Nos posts anteriores, falei um pouco sobre o neoateísmo, a ciência e a aparência de intelectualismo que o ateísmo traz consigo. Essa aparência é formada pelo uso da razão como guia para o ateu entender o mundo. Segundo o ateísmo, o conhecimento só é possível através da razão e se algo não é percebido pela razão, logo, não pode ser real. Acreditar no palpável, no visível e no tangível parece ser uma atitude muito mais inteligente do que acreditar em algo que não pode ter sua existência ou realidade comprovada. Realmente, acreditar em Papai Noel não se demonstra uma atitude inteligente. Acreditar em Deus segue a mesma perspectiva? Ter fé é para ignorantes? Acreditar em algo que não pode ser provado é ingenuidade?

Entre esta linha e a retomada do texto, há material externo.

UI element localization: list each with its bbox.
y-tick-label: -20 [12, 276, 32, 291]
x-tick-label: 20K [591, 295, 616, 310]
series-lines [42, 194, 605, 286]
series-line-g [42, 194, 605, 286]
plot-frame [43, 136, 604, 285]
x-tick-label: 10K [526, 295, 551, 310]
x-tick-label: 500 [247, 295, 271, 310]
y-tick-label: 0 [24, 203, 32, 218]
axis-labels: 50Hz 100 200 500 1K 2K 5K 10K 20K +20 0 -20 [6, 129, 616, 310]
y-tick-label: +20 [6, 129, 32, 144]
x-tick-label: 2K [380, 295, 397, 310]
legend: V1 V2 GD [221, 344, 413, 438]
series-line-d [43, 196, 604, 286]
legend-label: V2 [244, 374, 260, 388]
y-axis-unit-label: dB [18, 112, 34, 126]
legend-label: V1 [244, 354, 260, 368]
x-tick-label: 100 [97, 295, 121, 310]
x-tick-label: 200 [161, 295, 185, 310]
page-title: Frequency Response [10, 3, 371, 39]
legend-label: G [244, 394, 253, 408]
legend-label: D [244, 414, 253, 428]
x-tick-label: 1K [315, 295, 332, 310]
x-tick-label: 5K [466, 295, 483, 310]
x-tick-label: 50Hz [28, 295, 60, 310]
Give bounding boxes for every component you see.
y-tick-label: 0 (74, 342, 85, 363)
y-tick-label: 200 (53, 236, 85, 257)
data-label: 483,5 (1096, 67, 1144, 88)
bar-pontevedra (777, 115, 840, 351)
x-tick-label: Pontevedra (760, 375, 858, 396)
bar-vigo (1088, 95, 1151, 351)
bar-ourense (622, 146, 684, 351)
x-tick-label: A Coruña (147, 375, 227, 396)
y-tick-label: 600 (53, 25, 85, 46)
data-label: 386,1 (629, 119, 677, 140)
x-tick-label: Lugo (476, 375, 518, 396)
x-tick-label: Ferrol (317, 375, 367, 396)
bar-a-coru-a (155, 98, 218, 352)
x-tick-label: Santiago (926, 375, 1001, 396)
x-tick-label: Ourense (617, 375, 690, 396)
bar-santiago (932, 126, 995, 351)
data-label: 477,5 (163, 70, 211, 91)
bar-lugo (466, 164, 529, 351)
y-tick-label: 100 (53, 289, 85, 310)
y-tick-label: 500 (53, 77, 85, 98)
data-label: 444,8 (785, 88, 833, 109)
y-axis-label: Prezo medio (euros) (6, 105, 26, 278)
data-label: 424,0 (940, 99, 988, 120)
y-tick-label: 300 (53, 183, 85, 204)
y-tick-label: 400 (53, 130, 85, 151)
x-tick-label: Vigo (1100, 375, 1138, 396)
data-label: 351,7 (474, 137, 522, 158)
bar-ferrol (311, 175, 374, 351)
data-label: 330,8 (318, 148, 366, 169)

Ter fé pode até parecer ingenuidade nos dias atuais. Como já disse, em sua maioria, a multidão de ateus é formada por indivíduos que, fazendo um balanço superficial, adotam o ateísmo como a crença mais lógica; outros baseiam suas convicções em argumentos científicos e poucos são os que fundamentam suas crenças ateístas em raciocínios filosóficos. Com isso me refiro à maioria, sem intenção de generalizar. Creio que a filosofia dá ótimas contribuições para crer que o teísmo é verdadeiro e mostrar que a fé não é tão absurda assim.

Desde o início da modernidade, dois movimentos filosóficos opostos tentaram explicar a fonte do conhecimento, a saber, o Racionalismo e o Empirismo. A filosofia de Immanuel Kant partiu dessas duas fontes. Kant, porém, rompeu com as duas em seu famoso livro “Crítica da Razão Pura”. Nesse livro, Kant sugere uma nova teoria sobre a fonte do conhecimento.

O que nos interessa neste ínterim são as teorias de Kant relacionadas ao conhecimento metafísico (ou seja, o conhecimento além do natural, do físico). O filósofo prussiano chegou à conclusão que não podemos conhecer o “fundo” das coisas. Apenas conhecemos o mundo através da ótica do tempo e do espaço. A teoria kantiana é bastante complexa, porém, o importante aqui é entender a conclusão do filósofo de que não podemos chegar ao conhecimento das coisas em si, apenas dos fenômenos.

Apesar de Kant ter balançado a estrutura de toda a metafísica que levava ao conhecimento filosófico de Deus, também colocou a razão em seu lugar, mostrando que a fé não é ignorante. Se aceitarmos a teoria kantiana, a qual é bastante fundamentada, aceitamos que é impossível ao homem o conhecimento do real apenas pelos seus cinco sentidos. E acredito que a fé é o sexto sentido: é a percepção de coisas reais que não estão ao alcance de nenhum dos nossos cinco sentidos.

Vemos, a partir dessa compreensão, que a fé não é ignorante e nem oposta à razão. A fé não é irracional, é suprarracional.

Esse entendimento da fé anda de mãos dadas com a autorrevelação divina, já que não adianta apenas ter fé, mas é preciso saber no que cremos. O escritor C. S. Lewis afirmou que “quando se trata de conhecer a Deus, toda a iniciativa depende dEle. Se Ele não se quiser revelar, nada do que façamos nos permitirá encontrá-lo”. O cristianismo afirma que somos seres criados e pelo uso de nosso livre-arbítrio, estamos separados de Deus. A única maneira, então, de um ser inferior e criado conhecer o seu criador é pela própria iniciativa desse ser soberano.

O quebra-cabeça se fecha quando cremos que a Bíblia é a autorrevelação do Criador. Ou seja, Deus nos revelou o que está além dos nossos cinco sentidos e nós, pela fé, acreditamos nessa realidade superior a nossas capacidades.

Essa compreensão de fé traz consequências para nossa vida diária. Podemos crer em todas as promessas que a Bíblia nos traz. Deus nos revelou o mundo que está além do que podemos ver ou sentir. Revelou nossa identidade de filhos dEle, apesar de nossos cinco sentidos dizerem coisas horríveis a nosso respeito. Revelou nossa riqueza nEle, apesar de nossos cinco sentidos somente verem pobreza. Revelou nosso futuro glorioso na eternidade com Ele, enquanto nossos cinco sentidos somente vêem um mundo físico sem perspectiva.